Home improvements help restore your house to its former beauty or bring it to new heights. Still, most of you might be deterred by the costs involved and more importantly, whether they are tax-deductible.
Generally speaking, home improvements are not tax-deductible. However, there are some exceptions with which you can claim credit or file tax deductions. Here’s what you need to know about home improvements and which of them are tax-deductible.
Understanding Capital Improvements
To start, all capital improvements are tax-deductible. The tax department for the state of New York explains a capital improvement as an addition or alteration to a property a real estate property that meets all conditions:
- The improvement substantially adds to the value of the property or prolongs its useful life
- It becomes part of, or permanently affixed, to the property; removal of the improvement would cause damage to the property.
- The improvement is intended to be permanent.
Additionally, the Internal Revenue Service lists examples of capital improvements to include the following:
- Additions such as decks, a new room, a garage, poches, and patios.
- Improvements to lawn and grounds including landscaping works, driveways, walkways, or swimming pools.
- Home exterior modifications such as the addition of storm windows or installation of a new door.
- Improvements to insulation like walls, floors, piping, or ducting works.
- Addition of heating, centralized air conditioning, humidifiers, vacuums, filter systems, wiring, security, and other similar systems.
- Plumbing works including water heaters and filters, septic systems , soft water systems, and more.
- Interior modifications like built-in appliances, fireplaces, and wall-to-wall carpets.
The amount of capital investment you’ve put into the property is based on the value added to your home by these additions or modifications. This increased valuation of your property can also help you save money on taxes if you turn a profit by selling this asset–this profit is often noted as the capital gain.
This capital gain, which is a form of income, is taxable and as such, must be reported. There are exceptions to the capital gains tax, though. For example, if the profit is less than a certain amount and the asset sold has been in your possession for more than five years, there’s no need to include capital gain in the tax reports.
Are Repairs Included?
Since the IRS grants special tax exemptions for qualified capital improvements, most homeowners might start looking for repair activities and check whether they qualify too. Most repair works and general maintenance activities are not included for tax deductions.
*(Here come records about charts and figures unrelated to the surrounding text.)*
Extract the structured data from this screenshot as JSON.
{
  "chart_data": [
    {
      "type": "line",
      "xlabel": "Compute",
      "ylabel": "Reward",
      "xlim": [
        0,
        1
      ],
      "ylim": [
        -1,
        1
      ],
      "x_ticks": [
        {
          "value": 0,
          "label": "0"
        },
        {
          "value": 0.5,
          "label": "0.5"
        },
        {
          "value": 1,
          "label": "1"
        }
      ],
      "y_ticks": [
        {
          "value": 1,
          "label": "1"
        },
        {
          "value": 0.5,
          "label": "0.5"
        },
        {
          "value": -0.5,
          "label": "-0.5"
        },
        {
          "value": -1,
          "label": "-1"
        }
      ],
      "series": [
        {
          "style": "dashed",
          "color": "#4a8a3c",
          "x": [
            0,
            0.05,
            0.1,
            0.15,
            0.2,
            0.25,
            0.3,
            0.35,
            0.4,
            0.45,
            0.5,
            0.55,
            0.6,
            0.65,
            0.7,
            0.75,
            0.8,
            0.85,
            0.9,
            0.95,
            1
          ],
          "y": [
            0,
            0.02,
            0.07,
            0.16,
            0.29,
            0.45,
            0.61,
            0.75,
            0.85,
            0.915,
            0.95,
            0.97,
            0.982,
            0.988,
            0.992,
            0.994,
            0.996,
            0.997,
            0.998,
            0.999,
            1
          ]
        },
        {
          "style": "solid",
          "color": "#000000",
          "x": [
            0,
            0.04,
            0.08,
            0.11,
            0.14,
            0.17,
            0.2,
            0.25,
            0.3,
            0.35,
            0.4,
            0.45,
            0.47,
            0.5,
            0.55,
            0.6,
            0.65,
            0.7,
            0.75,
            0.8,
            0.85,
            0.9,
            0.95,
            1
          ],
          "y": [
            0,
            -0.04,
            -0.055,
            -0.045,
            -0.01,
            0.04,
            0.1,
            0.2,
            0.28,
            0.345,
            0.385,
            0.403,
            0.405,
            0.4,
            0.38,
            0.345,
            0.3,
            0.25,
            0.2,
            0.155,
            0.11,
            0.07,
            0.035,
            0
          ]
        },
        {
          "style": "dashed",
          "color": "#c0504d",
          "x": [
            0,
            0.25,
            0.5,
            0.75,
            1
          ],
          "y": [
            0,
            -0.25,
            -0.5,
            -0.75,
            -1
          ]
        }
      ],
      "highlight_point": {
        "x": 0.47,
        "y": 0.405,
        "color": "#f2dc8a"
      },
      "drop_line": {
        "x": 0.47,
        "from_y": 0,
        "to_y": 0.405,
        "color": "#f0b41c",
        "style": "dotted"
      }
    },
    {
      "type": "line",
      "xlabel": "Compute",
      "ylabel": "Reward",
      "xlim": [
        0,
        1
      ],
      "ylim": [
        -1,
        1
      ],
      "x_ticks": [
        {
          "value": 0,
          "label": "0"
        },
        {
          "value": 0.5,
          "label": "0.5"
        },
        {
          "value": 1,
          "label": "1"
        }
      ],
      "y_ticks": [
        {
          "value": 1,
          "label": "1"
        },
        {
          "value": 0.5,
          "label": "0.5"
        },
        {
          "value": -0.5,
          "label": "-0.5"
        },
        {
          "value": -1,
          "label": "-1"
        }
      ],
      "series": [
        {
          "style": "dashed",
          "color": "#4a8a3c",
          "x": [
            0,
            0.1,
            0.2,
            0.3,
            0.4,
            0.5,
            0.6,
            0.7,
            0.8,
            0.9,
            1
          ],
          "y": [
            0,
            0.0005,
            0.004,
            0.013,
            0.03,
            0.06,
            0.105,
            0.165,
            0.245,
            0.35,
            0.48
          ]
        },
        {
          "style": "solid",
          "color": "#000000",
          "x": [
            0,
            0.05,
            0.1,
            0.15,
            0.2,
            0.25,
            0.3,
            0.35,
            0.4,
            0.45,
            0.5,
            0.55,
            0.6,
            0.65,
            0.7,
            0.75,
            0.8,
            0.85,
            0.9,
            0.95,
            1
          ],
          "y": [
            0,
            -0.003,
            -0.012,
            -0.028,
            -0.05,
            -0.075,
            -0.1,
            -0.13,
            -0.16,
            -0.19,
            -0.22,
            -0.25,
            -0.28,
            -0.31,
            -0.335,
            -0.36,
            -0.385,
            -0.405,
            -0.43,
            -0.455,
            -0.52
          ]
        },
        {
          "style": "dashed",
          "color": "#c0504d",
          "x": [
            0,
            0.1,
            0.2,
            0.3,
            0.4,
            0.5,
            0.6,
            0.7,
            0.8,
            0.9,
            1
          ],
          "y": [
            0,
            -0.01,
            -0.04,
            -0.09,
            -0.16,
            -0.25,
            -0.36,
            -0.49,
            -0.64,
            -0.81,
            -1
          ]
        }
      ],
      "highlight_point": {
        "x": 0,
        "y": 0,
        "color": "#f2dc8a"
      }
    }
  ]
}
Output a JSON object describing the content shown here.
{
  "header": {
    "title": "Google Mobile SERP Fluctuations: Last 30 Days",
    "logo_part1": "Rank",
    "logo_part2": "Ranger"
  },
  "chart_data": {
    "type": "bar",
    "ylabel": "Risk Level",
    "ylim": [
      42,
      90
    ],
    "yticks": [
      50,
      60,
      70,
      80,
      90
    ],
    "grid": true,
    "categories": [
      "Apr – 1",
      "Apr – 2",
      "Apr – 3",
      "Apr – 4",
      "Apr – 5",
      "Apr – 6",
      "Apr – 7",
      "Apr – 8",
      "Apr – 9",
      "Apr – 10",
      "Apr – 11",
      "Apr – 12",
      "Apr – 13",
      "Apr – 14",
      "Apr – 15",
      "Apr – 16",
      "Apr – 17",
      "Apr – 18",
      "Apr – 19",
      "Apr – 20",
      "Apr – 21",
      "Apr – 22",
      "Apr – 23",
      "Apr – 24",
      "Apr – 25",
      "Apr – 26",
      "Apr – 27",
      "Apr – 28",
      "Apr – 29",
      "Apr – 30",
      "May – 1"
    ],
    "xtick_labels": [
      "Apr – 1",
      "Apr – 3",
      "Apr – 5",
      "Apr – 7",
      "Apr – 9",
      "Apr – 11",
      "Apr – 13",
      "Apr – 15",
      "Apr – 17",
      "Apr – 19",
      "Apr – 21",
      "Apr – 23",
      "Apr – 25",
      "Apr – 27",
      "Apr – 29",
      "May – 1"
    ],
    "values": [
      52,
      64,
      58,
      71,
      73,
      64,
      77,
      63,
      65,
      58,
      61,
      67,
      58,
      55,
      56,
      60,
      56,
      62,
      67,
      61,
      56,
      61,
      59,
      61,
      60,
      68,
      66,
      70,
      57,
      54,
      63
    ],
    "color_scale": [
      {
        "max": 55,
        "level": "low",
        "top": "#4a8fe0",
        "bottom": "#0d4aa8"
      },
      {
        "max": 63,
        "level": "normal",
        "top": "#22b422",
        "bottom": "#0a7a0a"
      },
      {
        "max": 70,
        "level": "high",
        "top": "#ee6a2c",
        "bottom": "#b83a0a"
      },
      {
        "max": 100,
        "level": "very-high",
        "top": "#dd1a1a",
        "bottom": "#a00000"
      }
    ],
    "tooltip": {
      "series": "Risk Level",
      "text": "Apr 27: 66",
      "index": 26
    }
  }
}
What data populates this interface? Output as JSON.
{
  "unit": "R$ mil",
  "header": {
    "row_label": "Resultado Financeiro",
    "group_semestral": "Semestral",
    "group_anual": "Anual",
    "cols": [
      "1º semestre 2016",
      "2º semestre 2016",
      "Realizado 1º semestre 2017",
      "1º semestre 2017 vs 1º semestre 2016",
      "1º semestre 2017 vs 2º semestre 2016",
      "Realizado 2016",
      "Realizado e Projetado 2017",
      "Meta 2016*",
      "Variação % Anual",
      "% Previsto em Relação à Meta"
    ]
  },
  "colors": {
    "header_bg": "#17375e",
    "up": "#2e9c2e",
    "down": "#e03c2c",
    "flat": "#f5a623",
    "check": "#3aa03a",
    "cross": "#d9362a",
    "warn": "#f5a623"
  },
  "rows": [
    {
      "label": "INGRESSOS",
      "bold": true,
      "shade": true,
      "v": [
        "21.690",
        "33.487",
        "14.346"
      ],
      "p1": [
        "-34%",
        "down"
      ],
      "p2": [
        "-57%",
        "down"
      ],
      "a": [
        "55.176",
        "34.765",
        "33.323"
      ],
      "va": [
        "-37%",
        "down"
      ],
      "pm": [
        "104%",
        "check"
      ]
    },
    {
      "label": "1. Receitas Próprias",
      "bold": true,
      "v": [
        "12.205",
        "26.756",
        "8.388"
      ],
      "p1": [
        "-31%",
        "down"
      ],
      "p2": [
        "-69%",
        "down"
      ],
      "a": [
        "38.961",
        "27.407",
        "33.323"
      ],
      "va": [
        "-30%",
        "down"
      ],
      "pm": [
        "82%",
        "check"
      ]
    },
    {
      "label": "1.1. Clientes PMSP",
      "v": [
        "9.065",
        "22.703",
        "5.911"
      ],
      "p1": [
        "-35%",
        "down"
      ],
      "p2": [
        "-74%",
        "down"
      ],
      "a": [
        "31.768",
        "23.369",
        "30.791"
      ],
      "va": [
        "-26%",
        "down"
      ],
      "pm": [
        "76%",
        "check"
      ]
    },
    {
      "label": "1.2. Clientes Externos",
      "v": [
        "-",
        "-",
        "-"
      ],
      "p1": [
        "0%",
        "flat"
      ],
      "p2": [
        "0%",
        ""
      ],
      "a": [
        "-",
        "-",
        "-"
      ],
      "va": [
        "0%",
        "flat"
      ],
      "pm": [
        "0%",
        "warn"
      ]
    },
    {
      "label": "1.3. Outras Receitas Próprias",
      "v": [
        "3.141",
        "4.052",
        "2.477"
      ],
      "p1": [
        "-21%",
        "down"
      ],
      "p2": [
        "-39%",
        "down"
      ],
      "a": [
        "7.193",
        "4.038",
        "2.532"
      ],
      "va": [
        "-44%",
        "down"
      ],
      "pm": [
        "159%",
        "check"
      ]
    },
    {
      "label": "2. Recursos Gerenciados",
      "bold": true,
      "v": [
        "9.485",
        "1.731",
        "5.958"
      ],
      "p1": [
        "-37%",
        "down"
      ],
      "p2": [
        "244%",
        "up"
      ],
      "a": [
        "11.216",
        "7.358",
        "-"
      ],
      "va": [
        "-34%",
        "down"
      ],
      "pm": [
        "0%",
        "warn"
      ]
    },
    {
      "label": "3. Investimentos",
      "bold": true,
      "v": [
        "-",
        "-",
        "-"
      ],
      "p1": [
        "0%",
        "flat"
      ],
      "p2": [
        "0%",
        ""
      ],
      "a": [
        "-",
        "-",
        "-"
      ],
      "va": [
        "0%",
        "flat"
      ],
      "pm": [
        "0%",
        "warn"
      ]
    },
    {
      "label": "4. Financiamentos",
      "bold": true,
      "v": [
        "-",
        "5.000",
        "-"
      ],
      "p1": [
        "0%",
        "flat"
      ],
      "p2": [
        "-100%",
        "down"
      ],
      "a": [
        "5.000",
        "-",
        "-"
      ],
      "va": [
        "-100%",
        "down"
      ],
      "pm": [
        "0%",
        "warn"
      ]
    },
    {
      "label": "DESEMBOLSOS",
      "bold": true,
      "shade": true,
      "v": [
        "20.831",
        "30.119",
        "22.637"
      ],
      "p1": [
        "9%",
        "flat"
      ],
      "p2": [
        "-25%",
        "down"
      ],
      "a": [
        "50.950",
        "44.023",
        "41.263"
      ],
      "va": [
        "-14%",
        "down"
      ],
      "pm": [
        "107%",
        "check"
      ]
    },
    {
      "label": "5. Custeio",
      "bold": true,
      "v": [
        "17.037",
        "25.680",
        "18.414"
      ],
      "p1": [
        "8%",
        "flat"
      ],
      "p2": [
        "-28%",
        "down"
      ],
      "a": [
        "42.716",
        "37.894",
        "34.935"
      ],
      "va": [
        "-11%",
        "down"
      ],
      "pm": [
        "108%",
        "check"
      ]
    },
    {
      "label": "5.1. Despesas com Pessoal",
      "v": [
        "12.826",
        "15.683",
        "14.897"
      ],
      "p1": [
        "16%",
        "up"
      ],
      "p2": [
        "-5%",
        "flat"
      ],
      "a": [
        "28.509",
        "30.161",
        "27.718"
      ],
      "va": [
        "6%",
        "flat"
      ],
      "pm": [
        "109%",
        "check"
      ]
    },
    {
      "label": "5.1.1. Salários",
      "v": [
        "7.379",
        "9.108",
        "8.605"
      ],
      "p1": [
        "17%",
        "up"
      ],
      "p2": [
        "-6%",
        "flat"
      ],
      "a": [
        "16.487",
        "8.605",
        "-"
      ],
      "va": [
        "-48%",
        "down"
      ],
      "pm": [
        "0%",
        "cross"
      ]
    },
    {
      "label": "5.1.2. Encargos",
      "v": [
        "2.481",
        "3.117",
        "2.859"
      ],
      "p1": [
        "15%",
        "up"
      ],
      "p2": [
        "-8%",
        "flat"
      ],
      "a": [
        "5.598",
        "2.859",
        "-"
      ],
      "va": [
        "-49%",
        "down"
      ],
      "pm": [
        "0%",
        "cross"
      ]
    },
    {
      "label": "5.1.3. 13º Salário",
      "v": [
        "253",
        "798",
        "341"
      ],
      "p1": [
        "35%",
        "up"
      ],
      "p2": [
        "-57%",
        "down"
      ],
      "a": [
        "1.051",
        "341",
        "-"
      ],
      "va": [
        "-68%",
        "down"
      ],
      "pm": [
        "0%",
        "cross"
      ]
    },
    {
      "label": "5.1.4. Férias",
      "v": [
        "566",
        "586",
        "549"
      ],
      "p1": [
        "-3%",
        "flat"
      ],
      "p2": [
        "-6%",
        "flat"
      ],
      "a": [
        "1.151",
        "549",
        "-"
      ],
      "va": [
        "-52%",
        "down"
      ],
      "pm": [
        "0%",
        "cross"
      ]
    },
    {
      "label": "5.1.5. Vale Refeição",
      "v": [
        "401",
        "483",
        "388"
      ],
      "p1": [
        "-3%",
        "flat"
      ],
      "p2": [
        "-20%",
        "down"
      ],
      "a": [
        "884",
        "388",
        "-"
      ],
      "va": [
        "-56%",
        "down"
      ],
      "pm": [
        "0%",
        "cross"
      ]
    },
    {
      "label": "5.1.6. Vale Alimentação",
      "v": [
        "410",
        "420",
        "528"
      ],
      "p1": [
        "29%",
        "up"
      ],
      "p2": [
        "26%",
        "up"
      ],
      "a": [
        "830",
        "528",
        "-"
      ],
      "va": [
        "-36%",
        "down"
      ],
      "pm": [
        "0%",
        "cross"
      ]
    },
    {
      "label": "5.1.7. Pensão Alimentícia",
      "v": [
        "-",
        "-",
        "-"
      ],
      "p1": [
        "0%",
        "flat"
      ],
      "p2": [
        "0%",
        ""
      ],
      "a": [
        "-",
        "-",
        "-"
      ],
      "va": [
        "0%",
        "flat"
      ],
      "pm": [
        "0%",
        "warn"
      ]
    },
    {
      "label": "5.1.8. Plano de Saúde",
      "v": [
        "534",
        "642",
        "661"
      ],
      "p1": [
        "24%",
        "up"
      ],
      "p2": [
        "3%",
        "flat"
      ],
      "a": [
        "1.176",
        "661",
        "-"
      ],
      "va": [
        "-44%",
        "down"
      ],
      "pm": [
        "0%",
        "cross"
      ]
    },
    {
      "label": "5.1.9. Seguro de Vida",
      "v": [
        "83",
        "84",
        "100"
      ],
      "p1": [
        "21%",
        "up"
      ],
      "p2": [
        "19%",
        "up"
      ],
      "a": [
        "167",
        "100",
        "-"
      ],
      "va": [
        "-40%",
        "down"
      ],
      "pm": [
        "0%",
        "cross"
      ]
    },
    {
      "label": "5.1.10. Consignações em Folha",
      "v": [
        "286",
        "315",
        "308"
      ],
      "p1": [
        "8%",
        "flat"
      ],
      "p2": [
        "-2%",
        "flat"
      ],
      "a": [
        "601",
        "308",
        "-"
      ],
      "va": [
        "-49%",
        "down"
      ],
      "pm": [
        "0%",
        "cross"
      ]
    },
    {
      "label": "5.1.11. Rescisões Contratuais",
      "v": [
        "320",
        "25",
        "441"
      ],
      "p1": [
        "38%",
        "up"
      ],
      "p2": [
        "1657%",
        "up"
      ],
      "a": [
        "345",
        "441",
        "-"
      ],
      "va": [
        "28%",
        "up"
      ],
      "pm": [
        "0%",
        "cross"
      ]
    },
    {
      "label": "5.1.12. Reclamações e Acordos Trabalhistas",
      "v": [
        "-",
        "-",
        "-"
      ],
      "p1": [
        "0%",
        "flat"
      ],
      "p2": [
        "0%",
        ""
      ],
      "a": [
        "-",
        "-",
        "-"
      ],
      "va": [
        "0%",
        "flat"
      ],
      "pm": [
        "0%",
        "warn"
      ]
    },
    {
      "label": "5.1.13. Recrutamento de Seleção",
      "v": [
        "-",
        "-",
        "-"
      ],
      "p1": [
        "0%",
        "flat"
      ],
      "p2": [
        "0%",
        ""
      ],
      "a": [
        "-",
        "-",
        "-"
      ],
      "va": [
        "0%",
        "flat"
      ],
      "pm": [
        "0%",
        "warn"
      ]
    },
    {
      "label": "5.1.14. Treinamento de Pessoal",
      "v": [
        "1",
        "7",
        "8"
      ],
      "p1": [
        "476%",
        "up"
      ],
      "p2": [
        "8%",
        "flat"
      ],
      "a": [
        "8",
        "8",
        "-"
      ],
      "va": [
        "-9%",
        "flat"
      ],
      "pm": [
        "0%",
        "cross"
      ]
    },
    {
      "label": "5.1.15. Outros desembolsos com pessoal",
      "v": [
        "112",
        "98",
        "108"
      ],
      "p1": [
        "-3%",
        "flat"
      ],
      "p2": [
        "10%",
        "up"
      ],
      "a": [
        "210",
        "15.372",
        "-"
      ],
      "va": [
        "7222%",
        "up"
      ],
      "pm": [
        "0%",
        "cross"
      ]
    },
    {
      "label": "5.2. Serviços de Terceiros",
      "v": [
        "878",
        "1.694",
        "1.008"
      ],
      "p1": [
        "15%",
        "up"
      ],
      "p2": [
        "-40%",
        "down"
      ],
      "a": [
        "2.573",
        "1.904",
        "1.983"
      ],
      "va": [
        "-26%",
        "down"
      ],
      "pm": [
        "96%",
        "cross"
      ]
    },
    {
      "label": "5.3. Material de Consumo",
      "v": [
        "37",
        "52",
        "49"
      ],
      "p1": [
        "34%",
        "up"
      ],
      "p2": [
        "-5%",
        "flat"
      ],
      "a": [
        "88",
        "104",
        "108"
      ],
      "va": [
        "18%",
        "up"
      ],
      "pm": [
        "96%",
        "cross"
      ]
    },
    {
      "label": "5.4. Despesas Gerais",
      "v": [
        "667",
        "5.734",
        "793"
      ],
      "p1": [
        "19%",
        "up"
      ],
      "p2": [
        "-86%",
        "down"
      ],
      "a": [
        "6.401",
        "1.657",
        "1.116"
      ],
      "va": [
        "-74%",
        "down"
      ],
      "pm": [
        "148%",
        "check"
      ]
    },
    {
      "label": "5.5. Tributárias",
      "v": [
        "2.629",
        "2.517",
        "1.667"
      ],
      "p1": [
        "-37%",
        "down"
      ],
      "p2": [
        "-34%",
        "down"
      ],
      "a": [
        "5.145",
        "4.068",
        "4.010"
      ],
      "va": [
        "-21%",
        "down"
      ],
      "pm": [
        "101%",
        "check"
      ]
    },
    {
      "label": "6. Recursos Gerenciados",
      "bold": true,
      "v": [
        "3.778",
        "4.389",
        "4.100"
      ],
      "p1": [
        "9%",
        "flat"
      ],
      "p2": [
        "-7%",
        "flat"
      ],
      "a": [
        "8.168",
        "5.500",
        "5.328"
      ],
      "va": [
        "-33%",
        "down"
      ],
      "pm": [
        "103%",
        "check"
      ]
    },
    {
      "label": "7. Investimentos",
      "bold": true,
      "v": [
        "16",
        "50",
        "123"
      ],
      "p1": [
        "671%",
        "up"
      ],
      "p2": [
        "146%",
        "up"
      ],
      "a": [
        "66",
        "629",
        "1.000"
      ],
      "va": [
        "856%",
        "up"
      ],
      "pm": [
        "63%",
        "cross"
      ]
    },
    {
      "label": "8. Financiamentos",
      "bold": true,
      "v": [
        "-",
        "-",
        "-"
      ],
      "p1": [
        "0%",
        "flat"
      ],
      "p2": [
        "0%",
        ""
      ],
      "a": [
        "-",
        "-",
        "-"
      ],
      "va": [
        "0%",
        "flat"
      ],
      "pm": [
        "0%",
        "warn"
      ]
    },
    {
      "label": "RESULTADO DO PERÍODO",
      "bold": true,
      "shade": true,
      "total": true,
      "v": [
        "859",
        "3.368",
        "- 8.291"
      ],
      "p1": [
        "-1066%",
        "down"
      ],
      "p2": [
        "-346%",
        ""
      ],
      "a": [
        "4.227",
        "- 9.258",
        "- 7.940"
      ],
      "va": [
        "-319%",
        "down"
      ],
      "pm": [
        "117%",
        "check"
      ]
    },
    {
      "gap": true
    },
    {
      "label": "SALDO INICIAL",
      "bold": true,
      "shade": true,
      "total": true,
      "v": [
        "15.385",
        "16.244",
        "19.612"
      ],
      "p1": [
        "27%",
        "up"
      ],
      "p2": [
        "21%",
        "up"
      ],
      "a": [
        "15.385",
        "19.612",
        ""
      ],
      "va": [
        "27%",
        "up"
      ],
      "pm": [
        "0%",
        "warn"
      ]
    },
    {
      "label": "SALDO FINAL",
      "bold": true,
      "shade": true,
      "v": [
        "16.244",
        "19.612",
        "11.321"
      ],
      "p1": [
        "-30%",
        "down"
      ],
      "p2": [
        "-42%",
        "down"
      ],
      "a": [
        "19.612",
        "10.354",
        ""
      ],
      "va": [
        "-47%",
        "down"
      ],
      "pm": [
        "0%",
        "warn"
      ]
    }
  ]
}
Repairs are only qualified for a tax deduction if they’re a part of valid capital improvement work. For example, fixing a gutter is ordinarily considered a repair job but if it’s a part of a larger work, such as relining gutters because of a house extension project, then it might also be considered. Similarly, replacing one window is routine repair or maintenance work but replacing it as a part of an overall design change in the home might also qualify.
Simply put, any renovation or maintenance or any activities necessary to keep a real estate property in good condition are not qualified unless they add value to the asset.
Additional Tax-Deductible Home Improvements
Upon meeting certain requirements, you can further qualify for tax deductions or tax credits. Be reminded that while both deductions and credits are beneficial, they work differently. A tax deduction is taken off from your income before you compute your taxes while a tax credit is an amount you can subtract from the computed taxes you owe the government.
Tax Deduction: Home Improvements for Medical Reasons
If the main purpose behind a home improvement effort is to help provide medical care for you, the owner, or your dependents or spouses, you can report it as a medical expense when you file your taxes. Similarly, if a permanent improvement for the same purpose adds value to your home, it can also be reported as a medical expense. This in turn, can qualify you for a tax deduction.
The medical expense you can report can be derived from the difference between the increase in your home’s value and the cost of the home improvement. This means that if the medically-motivated home improvement does not result in an increase in the home value, you can report the entire improvement cost as a medical expense.
Common home improvements qualified as medical expenses include adding ramps, widening doorways or hallways, adding railings and support bars, adjusting kitchen counters and cabinets, changing alarms and detectors, and similar modifications to your home.
Tax Credit: Home Improvements for Energy Efficiency
Certain home improvements can help turn your home into a more energy-efficient structure and could make you qualify for an IRS energy incentive known as the residential energy-efficient property credit. This allows you to receive a credit equivalent to the applicable percentage of the cost of the qualified property.
Qualified properties under this tax credit include solar electric properties, solar water heaters, small wind turbines, fuel cell properties, geothermal heat pumps, and qualified biomass fuel properties–with fuel cells subject to a $500 limit for each half-kilowatt of capacity. Also, this tax credit opportunity is only applicable for home improvements installed before December 31, 2021.
Knowing which part of your home improvement plans are tax-deductible could greatly help you in your next tax planning session as well as your overall budget. Properly filing your tax credit and tax-deductible-qualified improvements help you save on your taxes, giving you more funds you can use for other purposes.